Amazon Advertising: What is ACoS and How to Calculate it?
Let’s suppose you have just started Amazon advertising. Your ads are now up and running. This is great, but there may be a catch.
It is possible that you are getting wrong numbers about your Advertising Cost of Sales (ACoS). Maybe you don’t even understand what it is. We will explain what an ACoS really is, how it can be calculated, and how we can tell if it is good or bad.
Here’s how to calculate your ACoS:
ACoS = Total Ads / Total Sales
Let’s take it apart to make it easier to understand.
Your product is sold for $50
Advertising campaigns cost $100
With a total revenue of $1000, you sell 20 products
Your ACoS appears at 10%
Advertising Spend: 100 USD
Advertising generated $1000 in total sales
100 divided by 1000 = 10%
You can use SellerApp’s Amazon ACoS Calculator to Calculate product profitability, break-even ACoS, and target ACoS before your PPC launch
If you spend $100 on Amazon advertising, and there is a single sale of $50 it would result in an Advertising Cost of Sales of 10%. This means that you spend only 10% to generate one dollar in sales through your ad campaign. You might now be asking yourself if this is a good idea or not.
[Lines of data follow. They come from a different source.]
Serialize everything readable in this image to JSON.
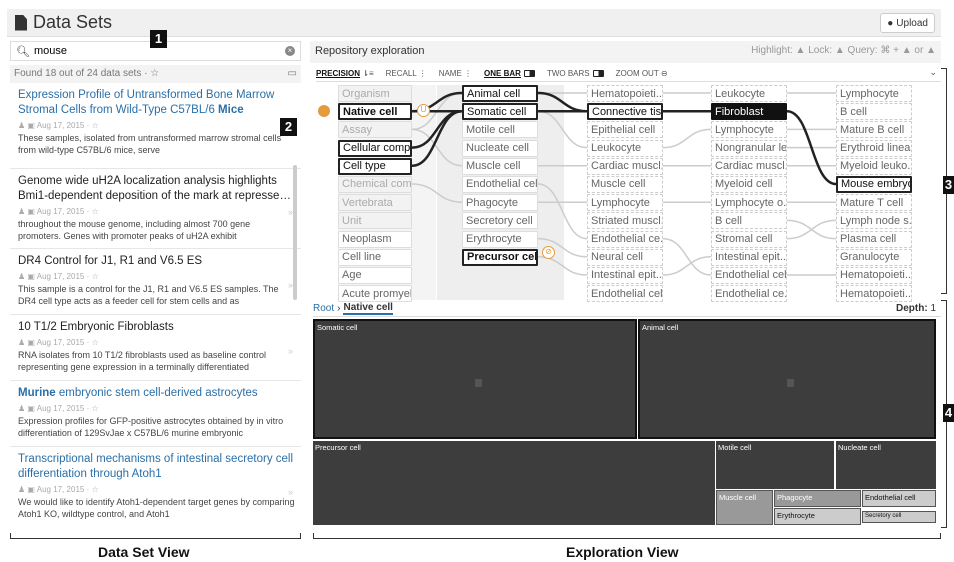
{
  "header": {
    "title": "Data Sets",
    "upload_label": "Upload"
  },
  "badges": {
    "b1": "1",
    "b2": "2",
    "b3": "3",
    "b4": "4"
  },
  "search": {
    "value": "mouse"
  },
  "found": {
    "text": "Found 18 out of 24 data sets · ☆"
  },
  "datasets": [
    {
      "title": "Expression Profile of Untransformed Bone Marrow Stromal Cells from Wild-Type C57BL/6 ",
      "title_em": "Mice",
      "meta": "Aug 17, 2015 · ☆",
      "desc": "These samples, isolated from untransformed marrow stromal cells from wild-type C57BL/6 mice, serve"
    },
    {
      "title": "Genome wide uH2A localization analysis highlights Bmi1-dependent deposition of the mark at represse…",
      "meta": "Aug 17, 2015 · ☆",
      "desc": "throughout the mouse genome, including almost 700 gene promoters. Genes with promoter peaks of uH2A exhibit"
    },
    {
      "title": "DR4 Control for J1, R1 and V6.5 ES",
      "meta": "Aug 17, 2015 · ☆",
      "desc": "This sample is a control for the J1, R1 and V6.5 ES samples. The DR4 cell type acts as a feeder cell for stem cells and as"
    },
    {
      "title": "10 T1/2 Embryonic Fibroblasts",
      "meta": "Aug 17, 2015 · ☆",
      "desc": "RNA isolates from 10 T1/2 fibroblasts used as baseline control representing gene expression in a terminally differentiated"
    },
    {
      "title_em_pre": "Murine",
      "title": " embryonic stem cell-derived astrocytes",
      "meta": "Aug 17, 2015 · ☆",
      "desc": "Expression profiles for GFP-positive astrocytes obtained by in vitro differentiation of 129SvJae x C57BL/6 murine embryonic"
    },
    {
      "title": "Transcriptional mechanisms of intestinal secretory cell differentiation through Atoh1",
      "meta": "Aug 17, 2015 · ☆",
      "desc": "We would like to identify Atoh1-dependent target genes by comparing Atoh1 KO, wildtype control, and Atoh1"
    }
  ],
  "repo": {
    "title": "Repository exploration",
    "highlight": "Highlight: ▲  Lock: ▲  Query: ⌘ + ▲ or ▲"
  },
  "toolbar": {
    "precision": "PRECISION",
    "recall": "RECALL",
    "name": "NAME",
    "one_bar": "ONE BAR",
    "two_bars": "TWO BARS",
    "zoom_out": "ZOOM OUT"
  },
  "columns": [
    [
      "Organism",
      "Native cell",
      "Assay",
      "Cellular comp...",
      "Cell type",
      "Chemical com...",
      "Vertebrata",
      "Unit",
      "Neoplasm",
      "Cell line",
      "Age",
      "Acute promyel..."
    ],
    [
      "Animal cell",
      "Somatic cell",
      "Motile cell",
      "Nucleate cell",
      "Muscle cell",
      "Endothelial cell",
      "Phagocyte",
      "Secretory cell",
      "Erythrocyte",
      "Precursor cell"
    ],
    [
      "Hematopoieti...",
      "Connective tis...",
      "Epithelial cell",
      "Leukocyte",
      "Cardiac muscl...",
      "Muscle cell",
      "Lymphocyte",
      "Striated muscl...",
      "Endothelial ce...",
      "Neural cell",
      "Intestinal epit...",
      "Endothelial cell"
    ],
    [
      "Leukocyte",
      "Fibroblast",
      "Lymphocyte",
      "Nongranular le...",
      "Cardiac muscl...",
      "Myeloid cell",
      "Lymphocyte o...",
      "B cell",
      "Stromal cell",
      "Intestinal epit...",
      "Endothelial cell",
      "Endothelial ce..."
    ],
    [
      "Lymphocyte",
      "B cell",
      "Mature B cell",
      "Erythroid linea...",
      "Myeloid leuko...",
      "Mouse embryo...",
      "Mature T cell",
      "Lymph node s...",
      "Plasma cell",
      "Granulocyte",
      "Hematopoieti...",
      "Hematopoieti..."
    ]
  ],
  "breadcrumb": {
    "root": "Root",
    "sep": "›",
    "current": "Native cell"
  },
  "depth": {
    "label": "Depth:",
    "value": "1"
  },
  "treemap": {
    "somatic": "Somatic cell",
    "animal": "Animal cell",
    "precursor": "Precursor cell",
    "motile": "Motile cell",
    "nucleate": "Nucleate cell",
    "muscle": "Muscle cell",
    "phagocyte": "Phagocyte",
    "endothelial": "Endothelial cell",
    "erythrocyte": "Erythrocyte",
    "secretory": "Secretory cell"
  },
  "footer": {
    "dataset_view": "Data Set View",
    "exploration_view": "Exploration View"
  }
}
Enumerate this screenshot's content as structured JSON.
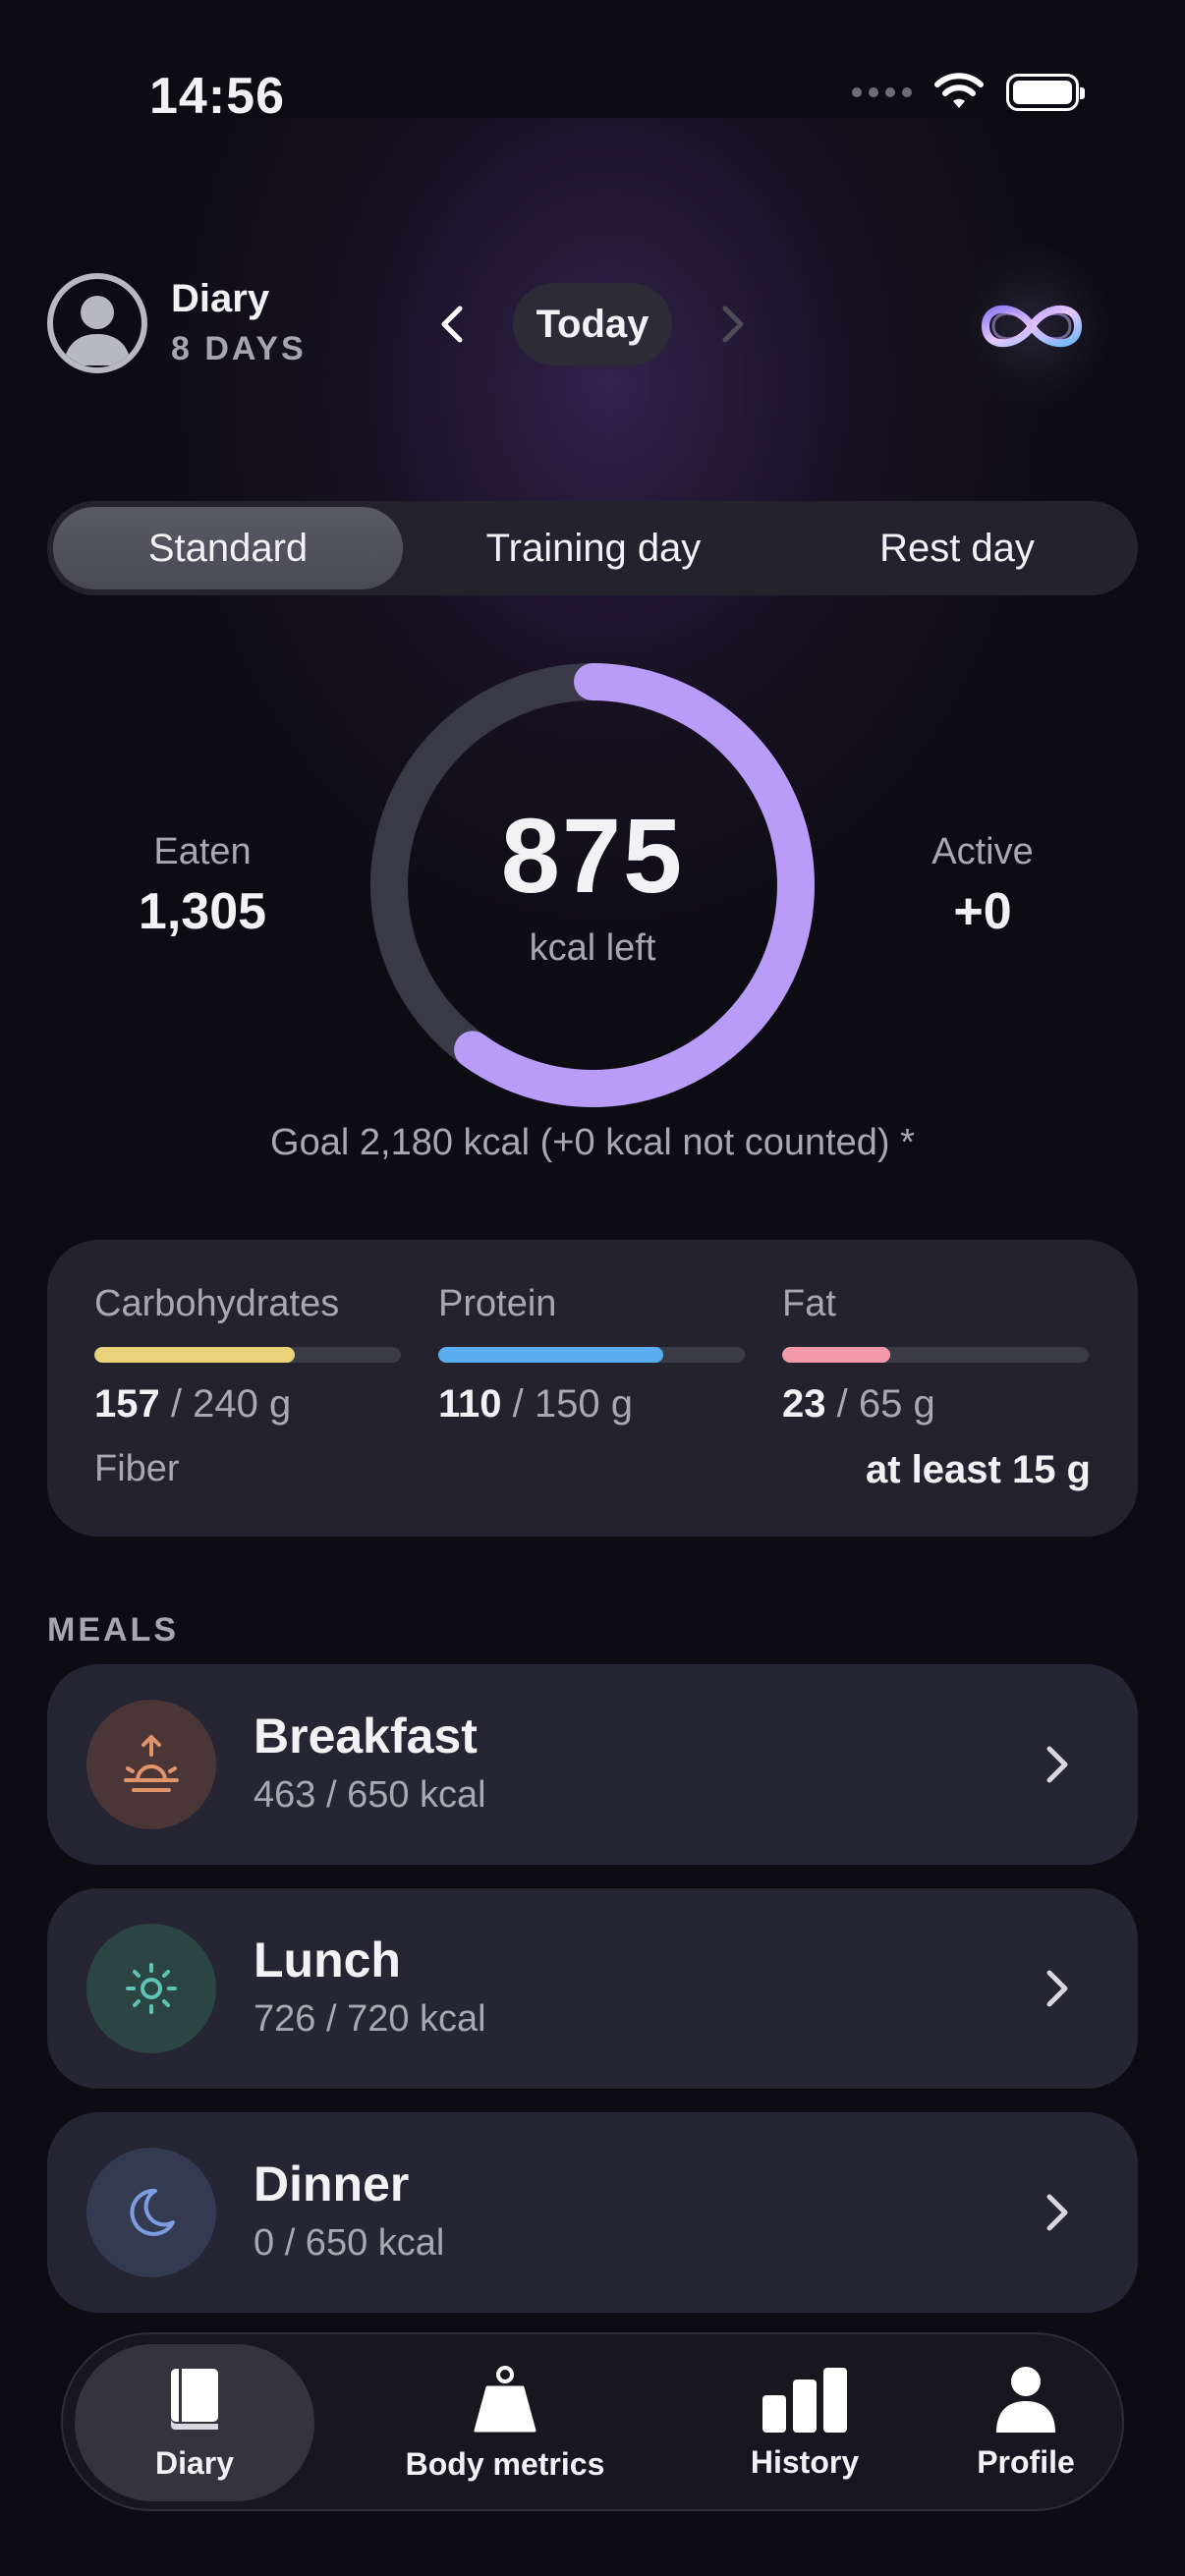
{
  "status_bar": {
    "time": "14:56"
  },
  "header": {
    "title": "Diary",
    "streak": "8 DAYS",
    "date_label": "Today"
  },
  "day_types": {
    "items": [
      "Standard",
      "Training day",
      "Rest day"
    ],
    "selected": "Standard"
  },
  "calories": {
    "eaten_label": "Eaten",
    "eaten_value": "1,305",
    "left_value": "875",
    "left_label": "kcal left",
    "active_label": "Active",
    "active_value": "+0",
    "goal_text": "Goal 2,180 kcal (+0 kcal not counted) *",
    "progress_fraction": 0.6
  },
  "macros": [
    {
      "name": "Carbohydrates",
      "current": "157",
      "target": " / 240 g",
      "fraction": 0.654,
      "color": "#e9d27a"
    },
    {
      "name": "Protein",
      "current": "110",
      "target": " / 150 g",
      "fraction": 0.733,
      "color": "#5aaef0"
    },
    {
      "name": "Fat",
      "current": "23",
      "target": " / 65 g",
      "fraction": 0.354,
      "color": "#f29aaa"
    }
  ],
  "fiber": {
    "label": "Fiber",
    "value": "at least 15 g"
  },
  "meals": {
    "header": "MEALS",
    "items": [
      {
        "name": "Breakfast",
        "kcal": "463 / 650 kcal",
        "icon": "sunrise-icon"
      },
      {
        "name": "Lunch",
        "kcal": "726 / 720 kcal",
        "icon": "sun-icon"
      },
      {
        "name": "Dinner",
        "kcal": "0 / 650 kcal",
        "icon": "moon-icon"
      }
    ]
  },
  "tabbar": {
    "items": [
      {
        "label": "Diary",
        "icon": "book-icon"
      },
      {
        "label": "Body metrics",
        "icon": "scale-icon"
      },
      {
        "label": "History",
        "icon": "bar-chart-icon"
      },
      {
        "label": "Profile",
        "icon": "person-icon"
      }
    ],
    "selected": "Diary"
  },
  "colors": {
    "accent_ring": "#b89cf7",
    "ring_track": "#3a3948",
    "background": "#0d0c12"
  }
}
Let’s start by revealing some complicated matters about Amazon Advertising Cost of Sales.
- ACoS alone does not guarantee success for your Amazon ad campaigns.
- You will need to look at the cost structure of your product to determine if a particular ACoS is beneficial or not. Then, calculate your breakeven ACoS. This is the point at which your advertising costs equal your profit margin.
- To calculate your breakeven ACoS, you must determine your profit margin. After all costs have been deducted from the selling prices, the profit margin is what you make. These costs can include shipping, taxes and employee salaries. They also cover storage costs.
Here’s how to calculate your profit margin:
Profit Margin = Gross Revenue – All expenses
Let’s take it one step further.
Your product is sold for $50
Manufacturing costs are $5
An additional $10 is spent on shipping, packaging, taxes, fees, and so forth. The profit margin is now $35
Before Advertising
You should now be able to understand ACoS and Breakeven ACoS.
As you can see, 70% is your breakeven ACoS.
35 divided by 50×100 = 70%
You have $35 pre-advantaged profit per sale
This means that if you spend $35 to get paid traffic to increase sales, you will have 70% ACoS. Profits will be made if you do less than 70%. Profits won’t come from 70% or more. It’s not unusual for your ACoS to look very high, but that doesn’t mean you should panic. This is normal.
But you should not rely solely on your breakeven ACoS. If you aren’t focused on increasing your organic rankings and making as many sales possible, then it’s not about making zero profit from Amazon ads. To determine your ACoS, you must be clear about the net profit margin that you want after ad spend.
So what should be your target ACoS?
When determining your target ACoS, there are many factors you should consider. A lower ACoS is generally more desirable than one with a higher level. This means that you spend less money to generate the same revenue. Your ratio of ad costs to sales revenue is dependent on how high your ACoS is. Your ratio of ad costs to sales revenue will be lower if your ACoS is lower. You want to achieve the highest sales revenue possible with as little as possible ACoS.
Amazon advertising in a nutshell
- Your profits will increase if your ACoS is lower. If your main focus is on your profit, this is true.
- If you are looking to increase your product’s visibility and dominate a niche, you can improve your ACoS.
- To stay on top of your key metrics, spend time optimizing and tweaking ads frequently.
There is no one right or wrong definition of an Amazon advertising service. It all depends on how you market your product and the revenue generated. No matter what strategy you choose, you should always try it out to find the best one.